The area’s two largest economic development groups are discussing a possible merger, officials from the two agencies said Tuesday.
The Spokane Regional Chamber of Commerce and the Spokane Area Economic Development Council (EDC) have a joint board meeting on Aug. 24 to examine the possible consolidation.
Several options exist, ranging from full merger to other variations, said Rich Hadley, president and CEO of the Spokane Regional Chamber. Options include forming a single oversight board with two separate budgets, or allowing one group to become an affiliate of the other.
Hadley and Betsy Cowles, a member of the chamber’s executive committee, briefed Spokane County commissioners Tuesday on the discussions the groups are having and on a recent trip taken by them and six other officials to Lexington, Ky., and Milwaukee, two cities that have undertaken similar mergers. The county is the largest single contributor to the EDC’s budget, while the chamber receives nearly all of its operating budget from its member businesses.
Hadley noted that if a combination occurs, the guiding principle would be to develop a more competitive strategy to enhance the area’s economic assets.
“The goal would not be to cut dues (to members), but to see our investments get more results. We think a different structure could accomplish that,” Hadley said in his presentation to county commissioners.
Hadley said a timeline has not been set, if a merger or closer alliance is approved.
He chose not to use the word “merger,” saying he preferred the term “integration” because it focuses “on the process being followed,” and avoids the implication that parts of the merged groups would be eliminated.
The two organizations do different things. The chamber focuses on work force training and policy advocacy. The EDC — which had been part of the chamber until the 1980s — focuses on company recruitment and job retention. The chamber’s annual budget is $1.6 million; the EDC’s is $1.24 million.
Cowles, who is chairwoman of The Spokesman-Review’s parent company, Cowles Co., told commissioners the recent visits convinced her that Spokane’s economic development efforts need a stronger financial base, along with a better way to provide accountability to groups that back those efforts.
She added that other area development groups have been invited to meet with the chamber and EDC boards on Aug. 24 and throughout the process. Participation by other groups in any new organization would be welcome, but their role and level of commitment is their choice, said Cowles.
Another factor behind the merger talks is board burnout, said Jon Eliassen, president and CEO of the EDC. Eliassen, who did not attend Tuesday’s meeting, said that both groups often share the same directors. “Our members have said it would be more efficient (by having one group) and would avoid duplicated meetings and duplicated efforts,” he said.

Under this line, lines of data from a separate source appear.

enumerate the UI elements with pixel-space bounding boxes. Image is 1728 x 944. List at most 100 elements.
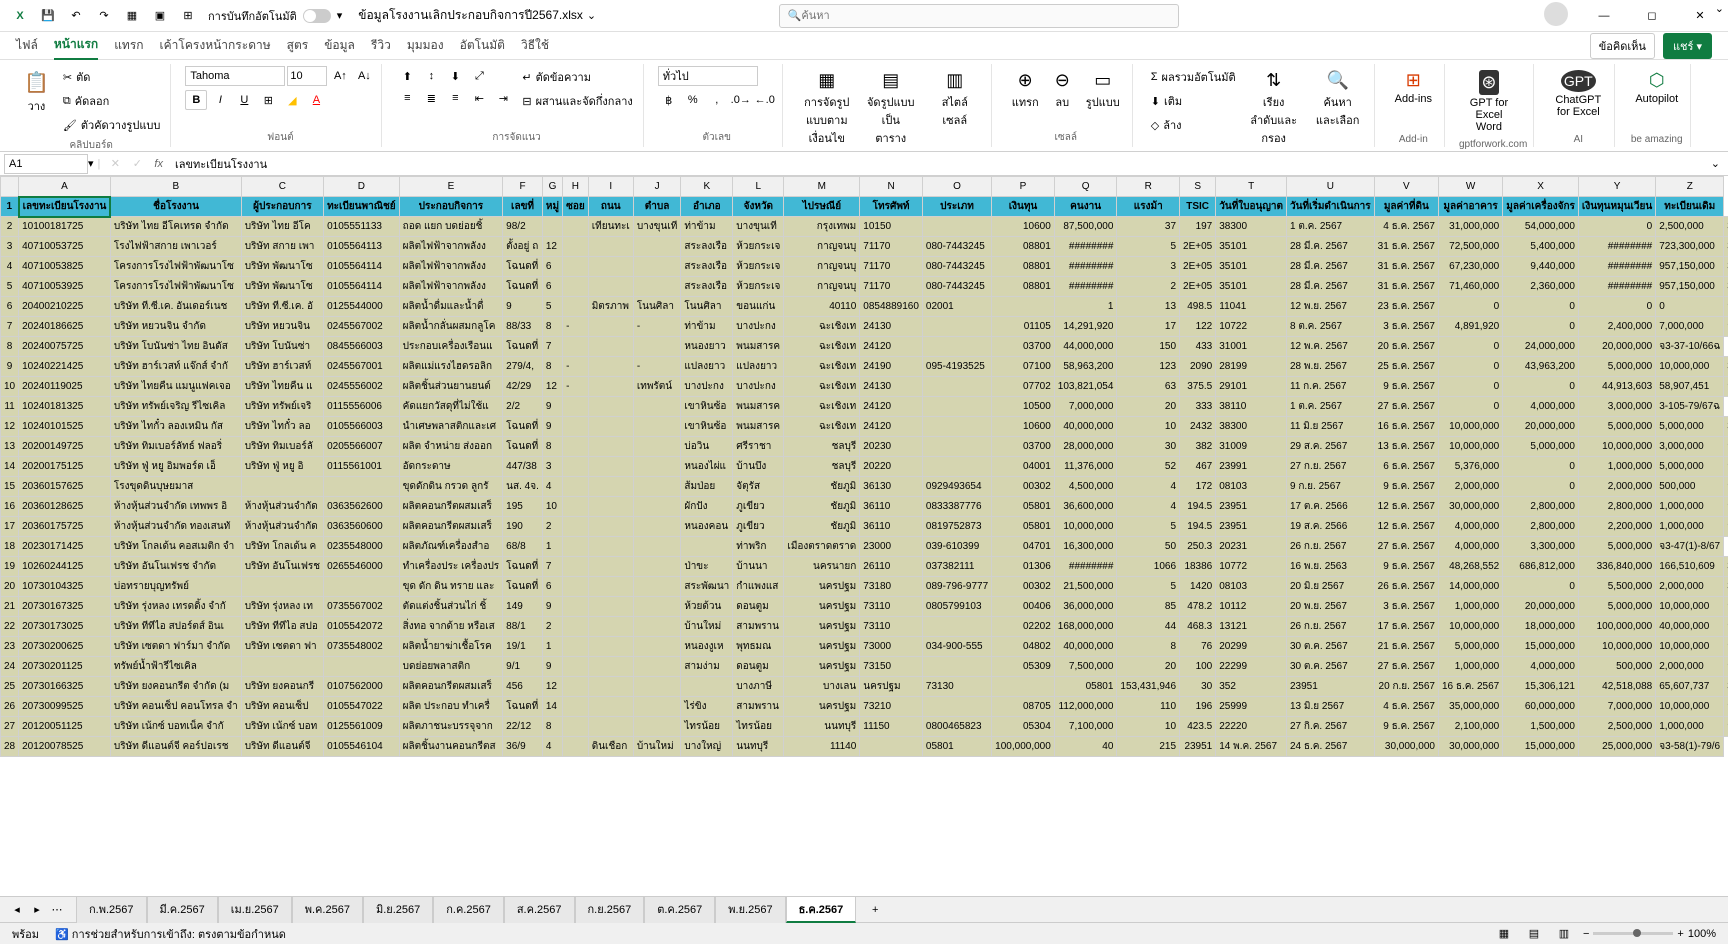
data-cell[interactable]: 3-3(2)-100/67 — [1724, 577, 1728, 597]
decrease-decimal-icon[interactable]: ←.0 — [754, 90, 776, 110]
data-cell[interactable]: 7,100,000 — [1054, 717, 1117, 737]
wrap-text-button[interactable]: ↵ตัดข้อความ — [518, 66, 636, 88]
data-cell[interactable]: ฉะเชิงเท — [784, 317, 860, 337]
data-cell[interactable]: บริษัท ดีแอนต์จี — [241, 737, 323, 757]
data-cell[interactable]: 08103 — [1216, 477, 1287, 497]
data-cell[interactable]: 468.3 — [1180, 617, 1216, 637]
data-cell[interactable]: 089-796-9777 — [922, 577, 991, 597]
name-box[interactable] — [4, 154, 88, 174]
data-cell[interactable]: 24120 — [860, 417, 923, 437]
data-cell[interactable]: ฉะเชิงเท — [784, 417, 860, 437]
data-cell[interactable]: 0 — [1438, 337, 1502, 357]
data-cell[interactable]: 02001 — [922, 297, 991, 317]
data-cell[interactable]: 0 — [1578, 297, 1655, 317]
data-cell[interactable]: บ่อวิน — [681, 437, 733, 457]
data-cell[interactable]: 352 — [1216, 677, 1287, 697]
tab-formulas[interactable]: สูตร — [287, 32, 309, 59]
data-cell[interactable]: นครปฐม — [784, 597, 860, 617]
sheet-tab[interactable]: มี.ค.2567 — [147, 896, 218, 923]
data-cell[interactable]: 9 ธ.ค. 2567 — [1374, 477, 1438, 497]
data-cell[interactable]: 5 — [1117, 517, 1180, 537]
data-cell[interactable]: 17 ธ.ค. 2567 — [1374, 617, 1438, 637]
data-cell[interactable]: 382 — [1180, 437, 1216, 457]
data-cell[interactable] — [922, 217, 991, 237]
data-cell[interactable]: 153,431,946 — [1117, 677, 1180, 697]
data-cell[interactable] — [922, 377, 991, 397]
data-cell[interactable]: 20230171425 — [19, 537, 111, 557]
data-cell[interactable]: 100,000,000 — [992, 737, 1055, 757]
col-header[interactable]: Z — [1656, 177, 1724, 197]
data-cell[interactable]: ผลิตแม่แรงไฮดรอลิก — [399, 357, 503, 377]
data-cell[interactable]: 10,000,000 — [1578, 437, 1655, 457]
zoom-in-icon[interactable]: + — [1677, 928, 1683, 940]
data-cell[interactable]: 36110 — [860, 517, 923, 537]
data-cell[interactable]: 196 — [1180, 697, 1216, 717]
data-cell[interactable]: ท่าข้าม — [681, 217, 733, 237]
data-cell[interactable]: กำแพงแส — [733, 577, 784, 597]
data-cell[interactable]: 123 — [1117, 357, 1180, 377]
data-cell[interactable] — [588, 597, 633, 617]
data-cell[interactable]: 24 ธ.ค. 2567 — [1287, 737, 1375, 757]
data-cell[interactable]: ตัดแต่งชิ้นส่วนไก่ ชิ้ — [399, 597, 503, 617]
data-cell[interactable] — [563, 697, 589, 717]
tab-layout[interactable]: เค้าโครงหน้ากระดาษ — [160, 32, 271, 59]
data-cell[interactable]: 10,000,000 — [1578, 637, 1655, 657]
data-cell[interactable]: 0265546000 — [324, 557, 400, 577]
data-cell[interactable]: นครปฐม — [784, 637, 860, 657]
data-cell[interactable]: 8 — [542, 317, 562, 337]
data-cell[interactable]: 20360157625 — [19, 477, 111, 497]
data-cell[interactable]: 2,360,000 — [1503, 277, 1579, 297]
data-cell[interactable]: 0125544000 — [324, 297, 400, 317]
data-cell[interactable]: คัดแยกวัสดุที่ไม่ใช้แ — [399, 397, 503, 417]
align-right-icon[interactable]: ≡ — [444, 88, 466, 108]
row-header[interactable]: 22 — [1, 617, 19, 637]
data-cell[interactable]: 2 — [542, 517, 562, 537]
data-cell[interactable]: 4,000,000 — [1438, 517, 1502, 537]
data-cell[interactable]: 15,000,000 — [1503, 637, 1579, 657]
header-cell[interactable]: แรงม้า — [1117, 197, 1180, 217]
data-cell[interactable]: 50 — [1117, 537, 1180, 557]
data-cell[interactable]: จัตุรัส — [733, 477, 784, 497]
sheet-nav-first-icon[interactable]: ◂ — [8, 901, 26, 919]
data-cell[interactable]: 0105542072 — [324, 617, 400, 637]
header-cell[interactable]: ตำบล — [633, 197, 681, 217]
data-cell[interactable]: 27 ธ.ค. 2567 — [1374, 657, 1438, 677]
data-cell[interactable] — [241, 657, 323, 677]
data-cell[interactable]: 1 ต.ค. 2567 — [1287, 397, 1375, 417]
data-cell[interactable]: 03700 — [992, 337, 1055, 357]
dropdown-icon[interactable]: ▾ — [337, 9, 343, 22]
data-cell[interactable]: 05801 — [1054, 677, 1117, 697]
data-cell[interactable]: บริษัท ทิมเบอร์ลั — [241, 437, 323, 457]
data-cell[interactable]: 9/1 — [503, 657, 543, 677]
data-cell[interactable]: 5,500,000 — [1578, 577, 1655, 597]
data-cell[interactable]: 0235548000 — [324, 537, 400, 557]
data-cell[interactable]: ผลิตน้ำกลั่นผสมกลูโค — [399, 317, 503, 337]
data-cell[interactable]: บางปะกง — [733, 317, 784, 337]
align-top-icon[interactable]: ⬆ — [396, 66, 418, 86]
data-cell[interactable]: 24130 — [860, 317, 923, 337]
data-cell[interactable]: 20240075725 — [19, 337, 111, 357]
data-cell[interactable]: 13 — [1117, 297, 1180, 317]
col-header[interactable]: Y — [1578, 177, 1655, 197]
data-cell[interactable]: 500,000 — [1656, 477, 1724, 497]
data-cell[interactable]: 0105564114 — [324, 257, 400, 277]
data-cell[interactable]: 17 — [1117, 317, 1180, 337]
collapse-ribbon-icon[interactable]: ⌄ — [1715, 2, 1724, 15]
data-cell[interactable]: บริษัท รุ่งหลง เทรดดิ้ง จำกั — [110, 597, 241, 617]
data-cell[interactable]: 15,306,121 — [1503, 677, 1579, 697]
data-cell[interactable]: นครปฐม — [784, 697, 860, 717]
data-cell[interactable]: 98/2 — [503, 217, 543, 237]
data-cell[interactable]: 07702 — [992, 377, 1055, 397]
data-cell[interactable]: แปลงยาว — [681, 357, 733, 377]
increase-decimal-icon[interactable]: .0→ — [730, 90, 752, 110]
data-cell[interactable]: 42/29 — [503, 377, 543, 397]
header-cell[interactable]: ทะเบียนเดิม — [1656, 197, 1724, 217]
data-cell[interactable]: บริษัท เซตดา ฟาร์มา จำกัด — [110, 637, 241, 657]
data-cell[interactable]: 7,000,000 — [1656, 317, 1724, 337]
data-cell[interactable]: บริษัท ทีทีไอ สปอ — [241, 617, 323, 637]
data-cell[interactable] — [324, 577, 400, 597]
data-cell[interactable]: 0115556006 — [324, 397, 400, 417]
data-cell[interactable]: ประกอบเครื่องเรือนแ — [399, 337, 503, 357]
data-cell[interactable]: ผลิตน้ำดื่มและน้ำดื่ — [399, 297, 503, 317]
data-cell[interactable]: 0929493654 — [922, 477, 991, 497]
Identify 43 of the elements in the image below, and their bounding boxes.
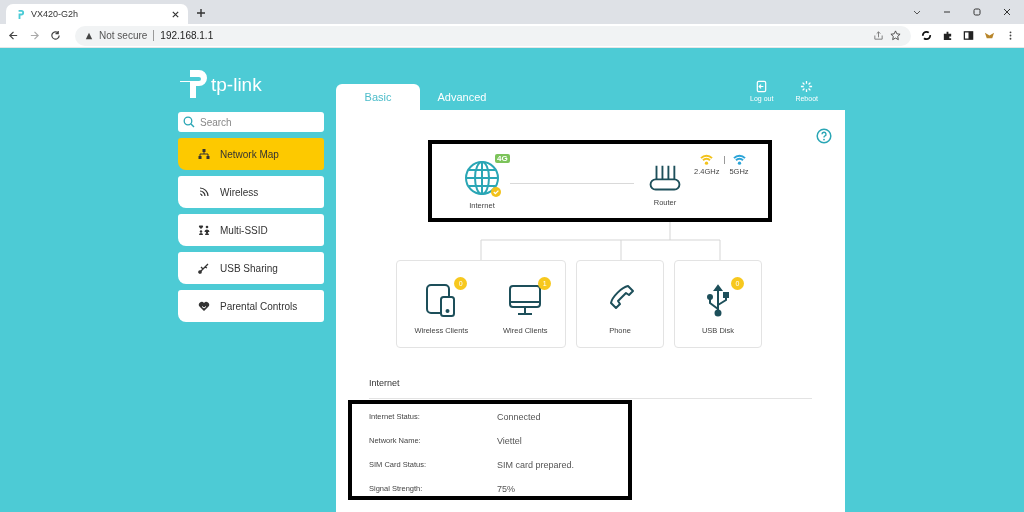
people-icon [198, 224, 210, 236]
logo-icon [178, 70, 208, 100]
globe-icon [464, 160, 500, 196]
security-label: Not secure [99, 30, 148, 41]
usb-icon [198, 262, 210, 274]
monitor-icon [508, 283, 543, 317]
menu-item[interactable]: Parental Controls [178, 290, 324, 322]
network-icon [198, 148, 210, 160]
warning-icon [85, 31, 93, 40]
section-title: Internet [369, 378, 401, 388]
search-field[interactable]: Search [178, 112, 324, 132]
tab-title: VX420-G2h [31, 9, 80, 19]
star-icon[interactable] [890, 30, 901, 41]
side-panel-icon[interactable] [963, 30, 974, 41]
field-value: SIM card prepared. [497, 460, 575, 472]
help-icon[interactable] [816, 128, 832, 144]
field-value: Viettel [497, 436, 522, 448]
reload-icon[interactable] [50, 30, 61, 41]
wifi-icon [198, 186, 210, 198]
url-text: 192.168.1.1 [160, 30, 214, 41]
menu-item[interactable]: Network Map [178, 138, 324, 170]
heart-icon [198, 300, 210, 312]
network-badge: 4G [495, 154, 510, 163]
sync-icon[interactable] [921, 30, 932, 41]
logout-icon [755, 80, 769, 93]
address-bar[interactable]: Not secure 192.168.1.1 [75, 25, 911, 46]
share-icon[interactable] [873, 30, 884, 41]
restore-icon[interactable] [972, 7, 982, 17]
menu-item[interactable]: Multi-SSID [178, 214, 324, 246]
menu-item[interactable]: USB Sharing [178, 252, 324, 284]
field-value: Connected [497, 412, 541, 424]
new-tab-icon[interactable] [196, 8, 206, 18]
back-icon[interactable] [8, 30, 19, 41]
close-icon[interactable] [171, 9, 180, 19]
browser-tab[interactable]: VX420-G2h [6, 4, 188, 24]
search-icon [183, 116, 195, 128]
field-value: 75% [497, 484, 515, 496]
logo-text: tp-link [211, 74, 262, 96]
menu-item[interactable]: Wireless [178, 176, 324, 208]
reboot-icon [800, 80, 814, 93]
puzzle-icon[interactable] [942, 30, 953, 41]
close-icon[interactable] [1002, 7, 1012, 17]
router-icon [648, 164, 682, 193]
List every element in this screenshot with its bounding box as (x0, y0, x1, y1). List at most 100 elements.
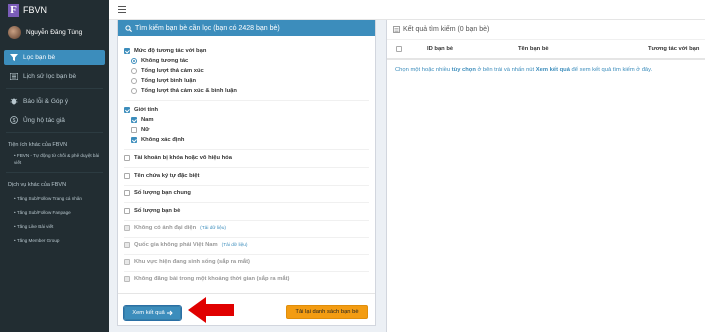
option-label: Số lượng bạn chung (134, 190, 191, 196)
checkbox-label: Nữ (141, 127, 150, 133)
radio-button[interactable] (131, 78, 137, 84)
bug-icon (10, 98, 18, 105)
sidebar-item-report[interactable]: Báo lỗi & Góp ý (0, 93, 109, 109)
interaction-level-checkbox[interactable] (124, 48, 130, 54)
divider (124, 167, 369, 168)
radio-label: Tổng lượt thả cảm xúc (141, 68, 204, 74)
service-item-member-group[interactable]: • Tăng Member Group (0, 235, 109, 246)
button-label: Tải lại danh sách bạn bè (295, 309, 359, 315)
topbar (109, 0, 705, 20)
load-data-link[interactable]: (Tải dữ liệu) (200, 226, 226, 231)
interaction-radio-both[interactable]: Tổng lượt thả cảm xúc & bình luận (131, 88, 237, 94)
special-name-option[interactable]: Tên chứa ký tự đặc biệt (124, 173, 199, 179)
service-item-sub-fanpage[interactable]: • Tăng Sub/Follow Fanpage (0, 207, 109, 218)
result-panel-header: Kết quả tìm kiếm (0 bạn bè) (387, 20, 705, 40)
sidebar-item-label: Báo lỗi & Góp ý (23, 97, 69, 105)
gender-female-option[interactable]: Nữ (131, 127, 149, 133)
checkbox[interactable] (124, 208, 130, 214)
locked-account-option[interactable]: Tài khoản bị khóa hoặc vô hiệu hóa (124, 155, 232, 161)
service-item-label: Tăng Like Bài viết (16, 224, 54, 229)
service-item-like-post[interactable]: • Tăng Like Bài viết (0, 221, 109, 232)
service-item-label: Tăng Member Group (16, 238, 60, 243)
checkbox[interactable] (124, 242, 130, 248)
option-label: Số lượng bạn bè (134, 208, 181, 214)
radio-button[interactable] (131, 68, 137, 74)
radio-button[interactable] (131, 58, 137, 64)
interaction-level-label: Mức độ tương tác với bạn (134, 48, 207, 54)
checkbox[interactable] (124, 190, 130, 196)
donate-icon: $ (10, 116, 18, 124)
service-item-label: Tăng Sub/Follow Trang cá nhân (16, 196, 82, 201)
avatar (8, 26, 21, 39)
gender-male-option[interactable]: Nam (131, 117, 154, 123)
checkbox[interactable] (124, 225, 130, 231)
history-icon (10, 72, 18, 80)
option-label: Tên chứa ký tự đặc biệt (134, 173, 200, 179)
interaction-radio-none[interactable]: Không tương tác (131, 58, 188, 64)
empty-results-hint: Chọn một hoặc nhiều tùy chọn ở bên trái … (395, 67, 652, 73)
sidebar-item-history[interactable]: Lịch sử lọc bạn bè (0, 68, 109, 84)
hint-text: Chọn một hoặc nhiều (395, 67, 452, 73)
radio-label: Tổng lượt bình luận (141, 78, 197, 84)
sidebar: F FBVN Nguyễn Đăng Tùng Lọc bạn bè Lịch … (0, 0, 109, 332)
result-panel-title: Kết quả tìm kiếm (0 bạn bè) (403, 26, 490, 33)
checkbox-label: Nam (141, 117, 154, 123)
load-data-link[interactable]: (Tải dữ liệu) (222, 243, 248, 248)
hint-emphasis: tùy chọn (451, 67, 476, 73)
filter-panel: Tìm kiếm bạn bè cần lọc (bạn có 2428 bạn… (117, 20, 376, 326)
ext-item-fbvn-auto[interactable]: • FBVN - Tự động từ chối & phê duyệt bài… (0, 150, 109, 168)
service-item-sub-profile[interactable]: • Tăng Sub/Follow Trang cá nhân (0, 193, 109, 204)
checkbox[interactable] (131, 117, 137, 123)
service-item-label: Tăng Sub/Follow Fanpage (16, 210, 71, 215)
user-panel[interactable]: Nguyễn Đăng Tùng (0, 20, 109, 45)
reload-friends-button[interactable]: Tải lại danh sách bạn bè (286, 305, 368, 319)
gender-option[interactable]: Giới tính (124, 107, 158, 113)
divider (124, 202, 369, 203)
mutual-friends-option[interactable]: Số lượng bạn chung (124, 190, 191, 196)
hint-emphasis: Xem kết quả (535, 67, 570, 73)
radio-label: Không tương tác (141, 58, 189, 64)
region-option[interactable]: Khu vực hiện đang sinh sống (sắp ra mắt) (124, 259, 250, 265)
divider (6, 132, 103, 133)
select-all-checkbox[interactable] (396, 46, 402, 52)
divider (6, 172, 103, 173)
sidebar-item-label: Lịch sử lọc bạn bè (23, 72, 77, 80)
radio-button[interactable] (131, 88, 137, 94)
divider (124, 100, 369, 101)
column-header-name[interactable]: Tên bạn bè (518, 46, 549, 52)
interaction-level-option[interactable]: Mức độ tương tác với bạn (124, 48, 206, 54)
radio-label: Tổng lượt thả cảm xúc & bình luận (141, 88, 237, 94)
divider (6, 88, 103, 89)
gender-label: Giới tính (134, 107, 159, 113)
checkbox[interactable] (131, 137, 137, 143)
gender-unknown-option[interactable]: Không xác định (131, 137, 184, 143)
result-table-header: ID bạn bè Tên bạn bè Tương tác với bạn (387, 40, 705, 60)
gender-checkbox[interactable] (124, 107, 130, 113)
friend-count-option[interactable]: Số lượng bạn bè (124, 208, 180, 214)
checkbox[interactable] (124, 173, 130, 179)
sidebar-item-filter-friends[interactable]: Lọc bạn bè (4, 50, 105, 65)
checkbox[interactable] (124, 276, 130, 282)
checkbox[interactable] (131, 127, 137, 133)
view-results-button[interactable]: Xem kết quả (123, 305, 182, 321)
divider (118, 293, 375, 294)
interaction-radio-reactions[interactable]: Tổng lượt thả cảm xúc (131, 68, 204, 74)
button-label: Xem kết quả (132, 310, 165, 316)
option-label: Quốc gia không phải Việt Nam (134, 242, 218, 248)
column-header-interaction[interactable]: Tương tác với bạn (648, 46, 699, 52)
filter-panel-title: Tìm kiếm bạn bè cần lọc (bạn có 2428 bạn… (135, 24, 280, 32)
brand[interactable]: F FBVN (0, 0, 109, 20)
section-services: Dịch vụ khác của FBVN (8, 182, 67, 188)
no-avatar-option[interactable]: Không có ảnh đại diện (Tải dữ liệu) (124, 225, 226, 231)
option-label: Khu vực hiện đang sinh sống (sắp ra mắt) (134, 259, 250, 265)
column-header-id[interactable]: ID bạn bè (427, 46, 453, 52)
not-vietnam-option[interactable]: Quốc gia không phải Việt Nam (Tải dữ liệ… (124, 242, 248, 248)
sidebar-item-label: Ủng hộ tác giả (23, 116, 65, 124)
checkbox[interactable] (124, 155, 130, 161)
checkbox[interactable] (124, 259, 130, 265)
no-post-option[interactable]: Không đăng bài trong một khoảng thời gia… (124, 276, 289, 282)
result-panel: Kết quả tìm kiếm (0 bạn bè) ID bạn bè Tê… (386, 20, 705, 332)
hamburger-menu-icon[interactable] (118, 6, 126, 13)
interaction-radio-comments[interactable]: Tổng lượt bình luận (131, 78, 196, 84)
sidebar-item-donate[interactable]: $ Ủng hộ tác giả (0, 112, 109, 128)
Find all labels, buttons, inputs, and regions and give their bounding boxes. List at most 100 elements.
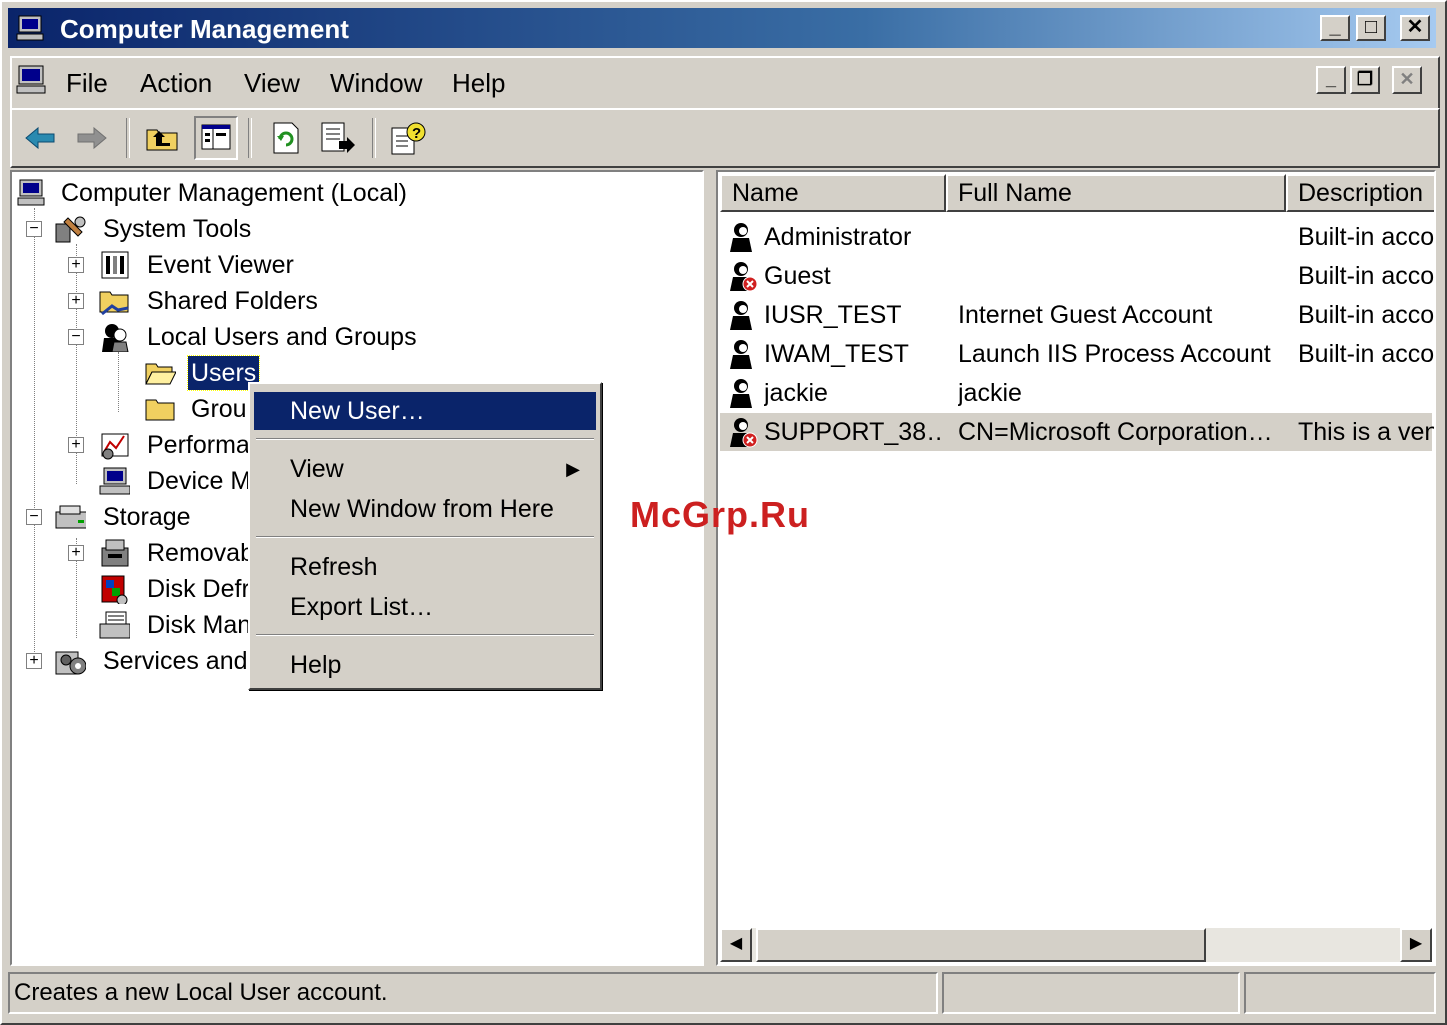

Hadley also told commissioners the opportunity for a happy union is “a perishable moment,” a phrase used by Providence Health Care CEO Skip Davis, who is chairman of the chamber board. Eliassen, who became head of the EDC in 2003, has joked often that he never intended to stay more than three years after retiring from Avista Corp. And Hadley, who’s 59, said, “I’m not at the beginning of my professional career.”